Third parties were hired as money mules in different countries, assigned new identities for their mission and trusted with wiring the stolen money to foreign accounts or withdraw it from their own to smuggle out of the country.
Bogachev and his team came to be known as the Business Club, and at the height of their operation, their peer-to-peer botnet had between 500,000 and 1 million enslaved computers just waiting to gather more and more sensitive information.
Russia has adopted Bogachev as their protégé
The whole Gameover ZeuS scheme proved to be successful, and the hacker became extremely wealthy. Such widespread operation called the attention of the Russian intelligence elite, who eventually went on to use the network to search for information of interest in different regions.

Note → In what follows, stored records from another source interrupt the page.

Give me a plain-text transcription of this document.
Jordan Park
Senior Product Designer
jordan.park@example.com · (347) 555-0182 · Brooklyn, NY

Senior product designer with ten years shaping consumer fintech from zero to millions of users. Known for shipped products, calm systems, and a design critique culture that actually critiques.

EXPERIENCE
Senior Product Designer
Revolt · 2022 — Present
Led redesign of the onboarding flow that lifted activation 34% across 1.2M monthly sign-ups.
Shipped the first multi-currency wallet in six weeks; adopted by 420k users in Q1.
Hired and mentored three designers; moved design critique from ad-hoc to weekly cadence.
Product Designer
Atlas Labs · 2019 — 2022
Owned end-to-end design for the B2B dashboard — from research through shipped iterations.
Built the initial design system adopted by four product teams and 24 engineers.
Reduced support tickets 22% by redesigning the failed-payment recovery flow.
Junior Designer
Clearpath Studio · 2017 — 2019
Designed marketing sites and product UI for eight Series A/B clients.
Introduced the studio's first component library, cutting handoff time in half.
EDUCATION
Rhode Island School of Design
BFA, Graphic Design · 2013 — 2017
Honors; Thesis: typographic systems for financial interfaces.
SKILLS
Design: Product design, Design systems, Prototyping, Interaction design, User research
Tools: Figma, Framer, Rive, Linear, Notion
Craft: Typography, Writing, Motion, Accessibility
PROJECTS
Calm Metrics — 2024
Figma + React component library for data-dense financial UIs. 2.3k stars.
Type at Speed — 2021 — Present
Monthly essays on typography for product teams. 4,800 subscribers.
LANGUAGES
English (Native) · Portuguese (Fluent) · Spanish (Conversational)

At one point, it is believed Bogachev’s deeds reached even U.S. government computers, paving the way for the Russians to take a peek into their documents and sort their way through to find backdoors in their systems.
It was enough to raise concerns in America and abroad, which led to a team effort to slow down Gameover ZeuS expansion in 2014. Hundreds of thousands of computers were liberated, a wanted notice was issued, and the Kremlin was approached to hand over the hacker.
The last thing on that list didn’t happen, and proof that Bogachev is under high-level Russian protection is that he is living in the country under his real name. The man even has a wife and two kids according to a former associate captured and imprisoned in the U.S.
Bogachev is so cool about being on the FBI’s most wanted list that he owns a boat and sometimes goes sailing in the Black Sea, even crossing over to Crimea, Ukraine sometimes for pleasure. The hacker allegedly has a fleet of cars across Europe, three different Russian passports, and a Bengal cat pet.
Unlike other cyber criminals tied to the Russian intelligence service, Bogachev has not been linked to any of the scandals that happened during the 2016 Presidential Election of the United States. Still, the FBI holds him accountable for losses exceeding $100 million worldwide.